Foreign Investors Getting in On Ground-Floor Of Major Development Projects
The development landscapes of primary markets in the U.S. have long been dominated by local players, such as private-equity funds or pension funds. Wealthy foreign investors, including sovereign funds looking to shift funds away from oil markets, are now outbidding these traditional players, according to the Wall Street Journal.

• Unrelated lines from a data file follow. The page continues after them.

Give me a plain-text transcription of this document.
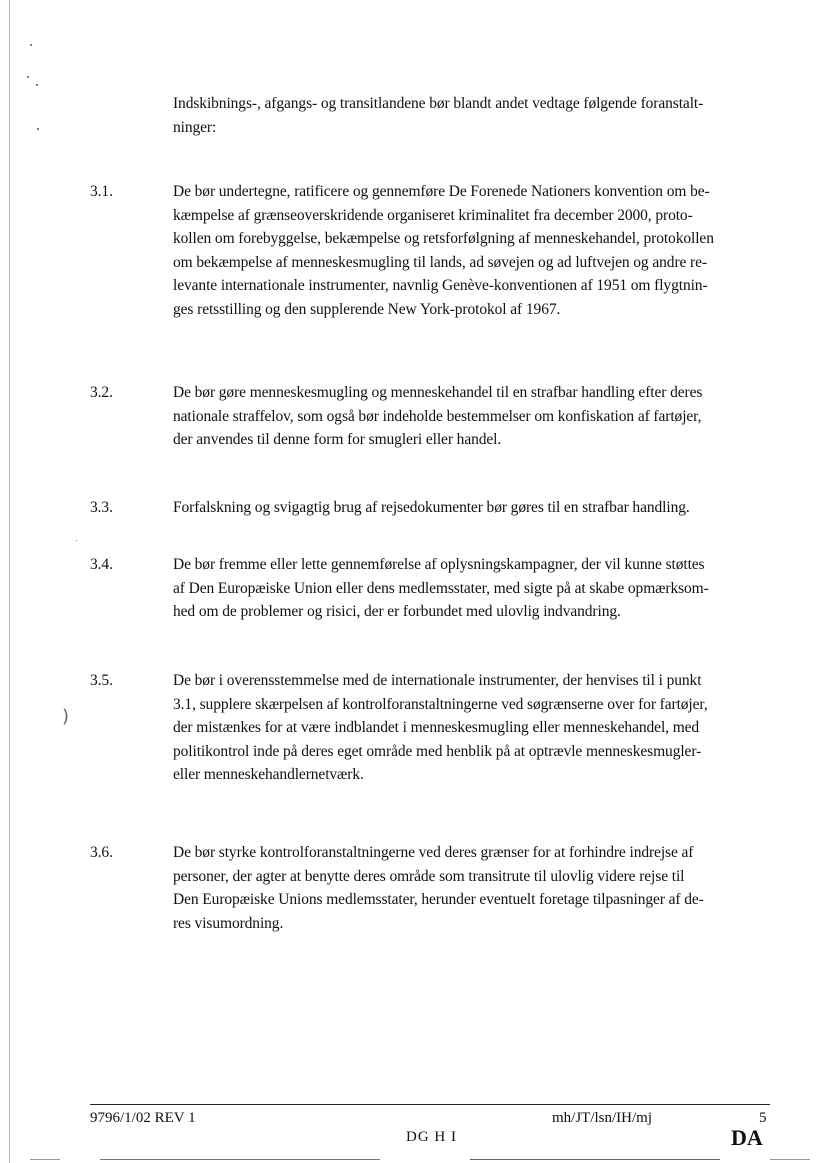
)
Indskibnings-, afgangs- og transitlandene bør blandt andet vedtage følgende foranstalt-
ninger:
3.1.	De bør undertegne, ratificere og gennemføre De Forenede Nationers konvention om be-
kæmpelse af grænseoverskridende organiseret kriminalitet fra december 2000, proto-
kollen om forebyggelse, bekæmpelse og retsforfølgning af menneskehandel, protokollen
om bekæmpelse af menneskesmugling til lands, ad søvejen og ad luftvejen og andre re-
levante internationale instrumenter, navnlig Genève-konventionen af 1951 om flygtnin-
ges retsstilling og den supplerende New York-protokol af 1967.
3.2.	De bør gøre menneskesmugling og menneskehandel til en strafbar handling efter deres
nationale straffelov, som også bør indeholde bestemmelser om konfiskation af fartøjer,
der anvendes til denne form for smugleri eller handel.
3.3.	Forfalskning og svigagtig brug af rejsedokumenter bør gøres til en strafbar handling.
3.4.	De bør fremme eller lette gennemførelse af oplysningskampagner, der vil kunne støttes
af Den Europæiske Union eller dens medlemsstater, med sigte på at skabe opmærksom-
hed om de problemer og risici, der er forbundet med ulovlig indvandring.
3.5.	De bør i overensstemmelse med de internationale instrumenter, der henvises til i punkt
3.1, supplere skærpelsen af kontrolforanstaltningerne ved søgrænserne over for fartøjer,
der mistænkes for at være indblandet i menneskesmugling eller menneskehandel, med
politikontrol inde på deres eget område med henblik på at optrævle menneskesmugler-
eller menneskehandlernetværk.
3.6.	De bør styrke kontrolforanstaltningerne ved deres grænser for at forhindre indrejse af
personer, der agter at benytte deres område som transitrute til ulovlig videre rejse til
Den Europæiske Unions medlemsstater, herunder eventuelt foretage tilpasninger af de-
res visumordning.
9796/1/02 REV 1
DG H I
mh/JT/lsn/IH/mj	5
DA
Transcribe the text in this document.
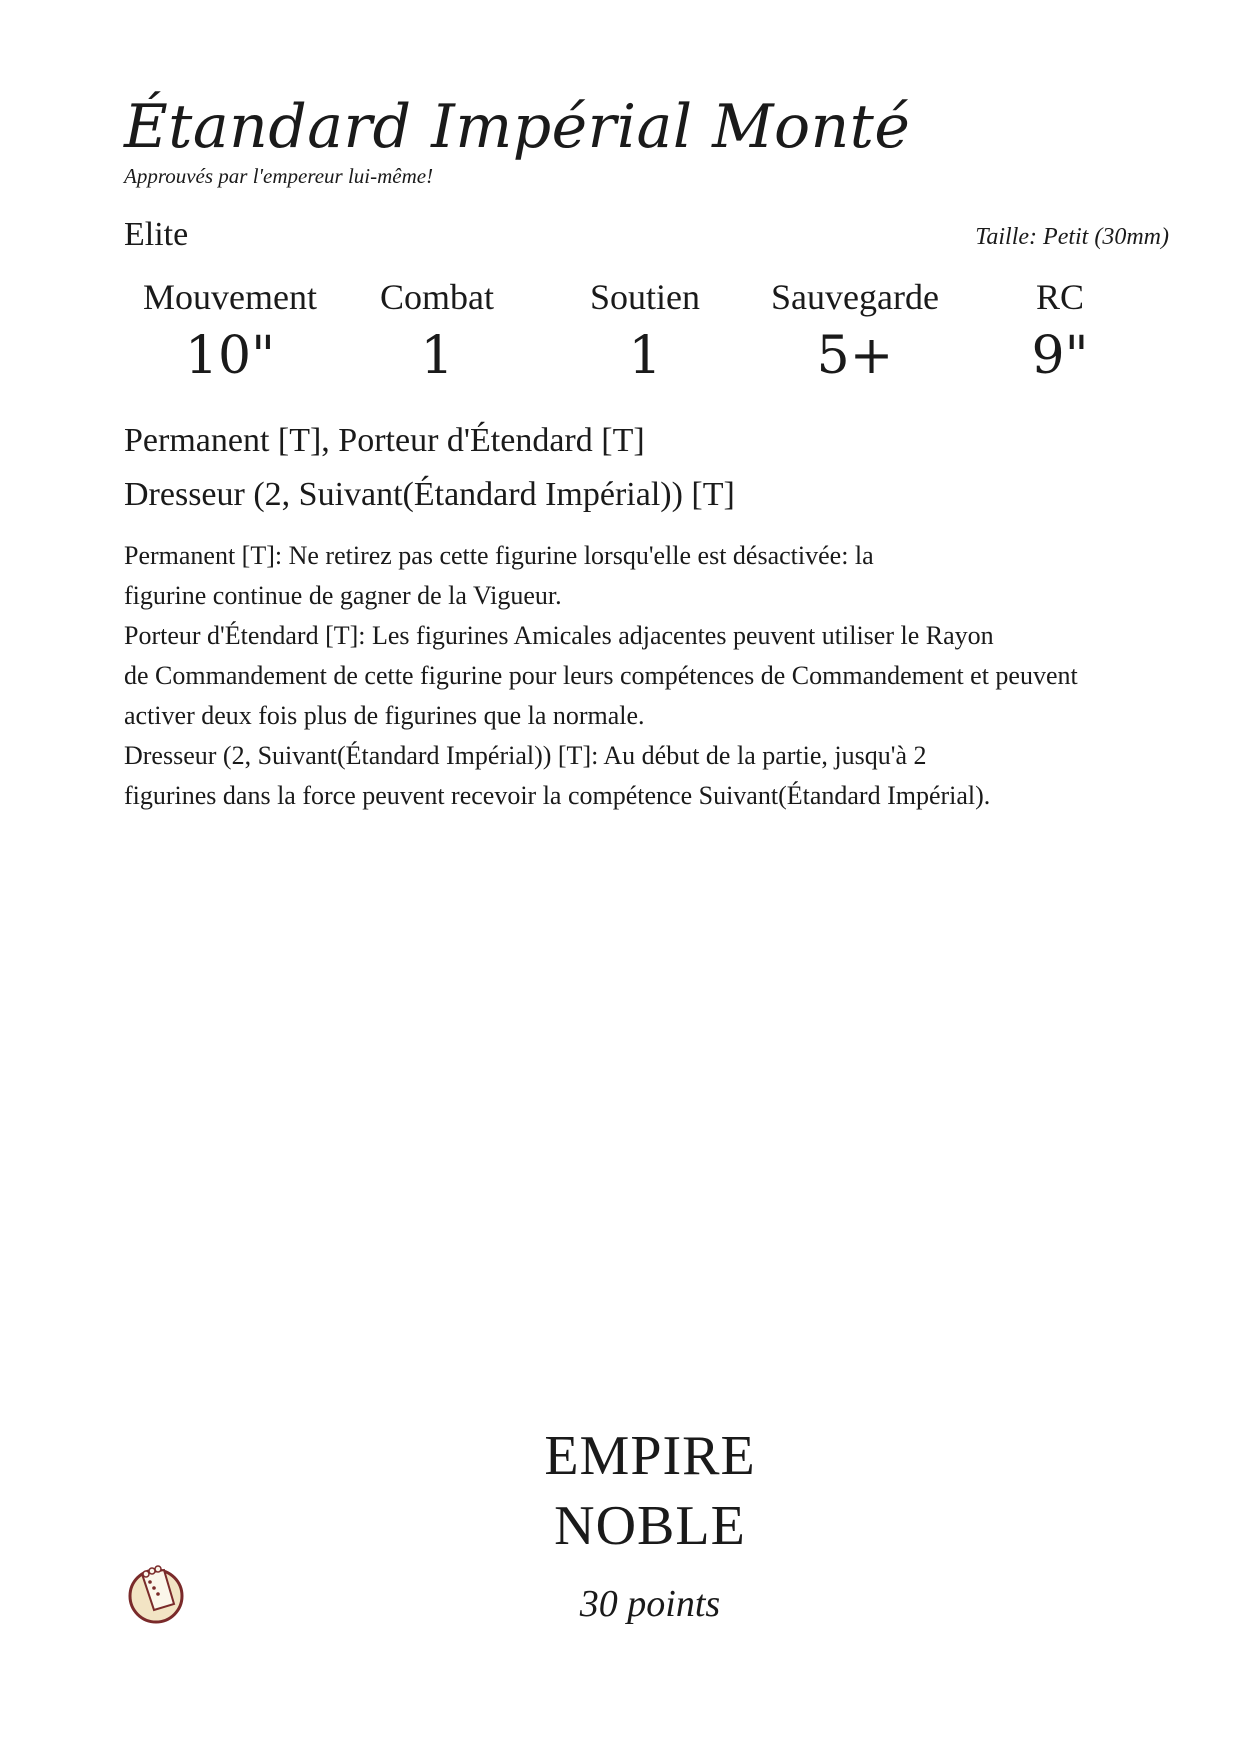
Étandard Impérial Monté
Approuvés par l'empereur lui-même!
Elite	Taille: Petit (30mm)
Mouvement
10"
Combat
1
Soutien
1
Sauvegarde
5+
RC
9"
Permanent [T], Porteur d'Étendard [T]
Dresseur (2, Suivant(Étandard Impérial)) [T]
Permanent [T]: Ne retirez pas cette figurine lorsqu'elle est désactivée: la
figurine continue de gagner de la Vigueur.
Porteur d'Étendard [T]: Les figurines Amicales adjacentes peuvent utiliser le Rayon
de Commandement de cette figurine pour leurs compétences de Commandement et peuvent
activer deux fois plus de figurines que la normale.
Dresseur (2, Suivant(Étandard Impérial)) [T]: Au début de la partie, jusqu'à 2
figurines dans la force peuvent recevoir la compétence Suivant(Étandard Impérial).
EMPIRE
NOBLE
30 points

They’re drawn by the potential for higher investment returns compared to an existing property and are less risk-averse than traditional players. While established, fully-leased commercial real estate properties are safe investments and appealing, many foreign investors are enticed by potential for higher returns. There has been an onslaught of major towers in large metropolitan markets like Boston, New York and Washington, D.C., funded by newcomer foreign backers.
Foreign Investment Helps Pave Way For Brighter Industry Outlook
As international capital flows into domestic real estate markets, there could be investment across the board in domestic markets large and small. According to CoStar, the cross-border flow of investment dollars into the U.S. commercial real estate appears to be gaining strength this year as foreign investors cast a wider net to cover markets outside the core gateway cities. Couple the influx of foreign investment across markets with a strengthening economy, and the future for commercial real estate looks bright.